C’est incroyable ce qu’on peut projeter sur une victoire. Le 1er août 2024, au parc des expositions de Villepinte accueillant la boxe olympique, Imane Khelif pique le nez de son adversaire italienne, Angela Carini, qui déclare forfait après seulement 46 secondes. “Un deux trois, viva l’Algérie !” les fans ont célébré dans la tribune. Le boxeur algérien de 25 ans venait de se qualifier pour les quarts de finale des JO de Paris. L’histoire aurait pu s’arrêter là si Carini n’avait pas quitté le ring en larmes en s’exclamant : « Ce n’est pas juste ! », faisant écho à une rumeur insistante née lors des Championnats du monde de boxe 2023 à New Delhi : selon laquelle Khelif n’est pas une femme. .

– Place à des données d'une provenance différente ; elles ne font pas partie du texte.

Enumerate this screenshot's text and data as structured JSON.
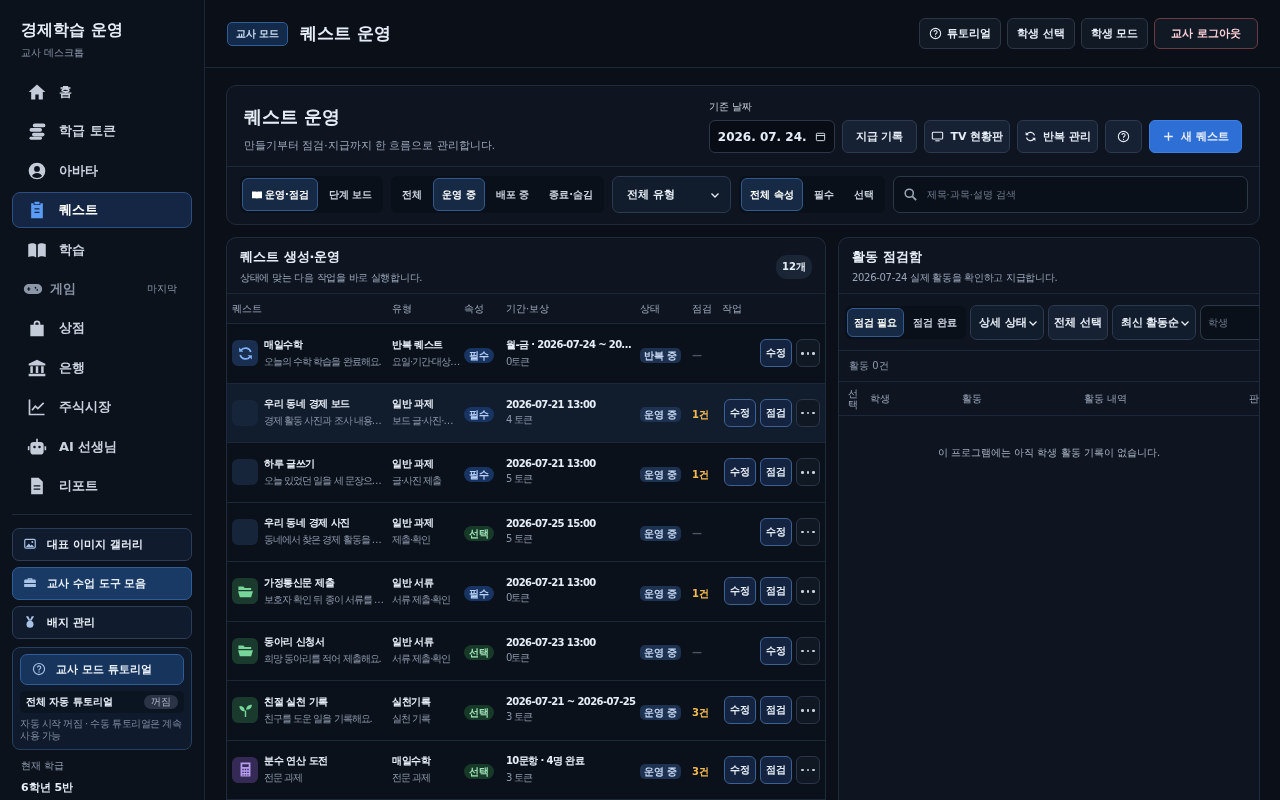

Dans les minutes qui ont suivi, l’amplification des réseaux sociaux a fait du match l’une des plus grandes polémiques des Jeux de Paris. La première ministre italienne, Giorgia Meloni, s’est prononcée sur X contre un “combat qui n’était pas sur un pied d’égalité”, indignée que des athlètes présentant des “caractéristiques masculines” soient autorisés à participer à des compétitions féminines. De l’entrepreneur Elon Musk et ses plus de 200 millions d’abonnés sur X à la romancière JK Rowling, les critiques habituels de « l’idéologie woke » élèvent la voix pour dénoncer une bagarre truquée par le « transgenre » Khelif.

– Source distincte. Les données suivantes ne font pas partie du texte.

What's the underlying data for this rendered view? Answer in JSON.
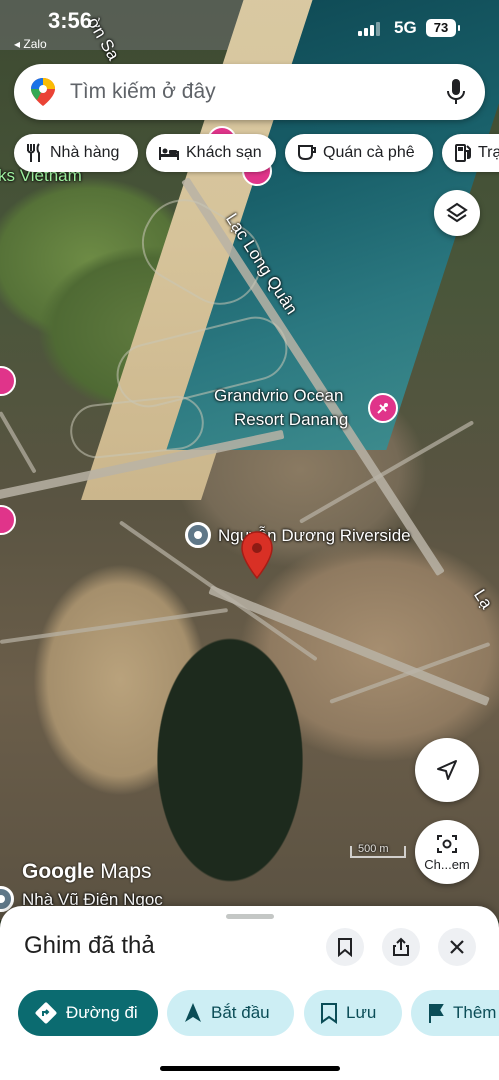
{
  "status_bar": {
    "time": "3:56",
    "back_app": "◂ Zalo",
    "network": "5G",
    "battery": "73"
  },
  "search": {
    "placeholder": "Tìm kiếm ở đây"
  },
  "chips": [
    {
      "label": "Nhà hàng",
      "icon": "restaurant-icon"
    },
    {
      "label": "Khách sạn",
      "icon": "hotel-icon"
    },
    {
      "label": "Quán cà phê",
      "icon": "coffee-icon"
    },
    {
      "label": "Trạ",
      "icon": "gas-station-icon"
    }
  ],
  "map": {
    "labels": {
      "top_partial": "ờn Sa",
      "left_partial": "ks Vietnam",
      "road": "Lạc Long Quân",
      "resort_line1": "Grandvrio Ocean",
      "resort_line2": "Resort Danang",
      "place": "Nguyễn Dương Riverside",
      "right_road_partial": "Lạ",
      "bottom_place": "Nhà Vũ Điện Ngọc",
      "scale": "500 m"
    },
    "google_logo": "Google",
    "maps_word": "Maps",
    "streetview_label": "Ch...em"
  },
  "sheet": {
    "title": "Ghim đã thả",
    "actions": [
      {
        "label": "Đường đi",
        "icon": "directions-icon",
        "style": "primary"
      },
      {
        "label": "Bắt đầu",
        "icon": "navigation-arrow-icon",
        "style": "secondary"
      },
      {
        "label": "Lưu",
        "icon": "bookmark-icon",
        "style": "secondary"
      },
      {
        "label": "Thêm",
        "icon": "flag-icon",
        "style": "secondary"
      }
    ]
  },
  "colors": {
    "primary_action": "#0b6b70",
    "secondary_action": "#cdeef4",
    "poi_pink": "#e0348a",
    "pin_red": "#d93025"
  }
}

Sur X, l’auteur de la saga Harry Potter devenu militant anti-trans a même vu dans le visage du boxeur “le sourire narquois d’un homme” qui “savourait la détresse d’une femme qu’on vient de frapper à la tête”. Khelif est même entré dans la campagne présidentielle américaine lorsque le candidat républicain Donald Trump a écrit, dans ses majuscules indignées, sur son réseau Truth Social : “Je garderai les hommes à l’écart du sport féminin !” Un gadget qu’il utilisera jusqu’à la veille de sa réélection, s’en prenant dans un clip de campagne diffusé le 3 novembre et montrant une photo de Khelif, dont la voix off affirmait que “les hommes pouvaient tabasser les femmes et gagner des médailles”. “
Des journalistes ont été dépêchés à Biban Mesbah, au nord-ouest de l’Algérie, le village où a grandi la sportive. Son père, un soudeur au chômage de 49 ans, a été sommé de produire des actes de naissance et des photos d’enfance de sa fille. Les organisations de défense des droits LGBTQ+ ont protesté contre des « soupçons intrusifs » et une « vague de haine internationale », mais les spéculations allaient bon train sur le prétendu « hyperandrogénie » ou « chromosomes masculins » du boxeur. Sans le vouloir, Khelif était devenu le catalyseur de toutes les passions et fantasmes autour du genre. Mais le 9 août, lors de la finale des moins de 66 kilos, elle a prouvé à tous les « haters » râlant sur les réseaux sociaux qu’elle était avant tout une grande championne. Khelif a remporté la médaille d’or et est devenue un symbole de fierté nationale en Algérie : elle est la première boxeuse africaine à remporter un titre olympique.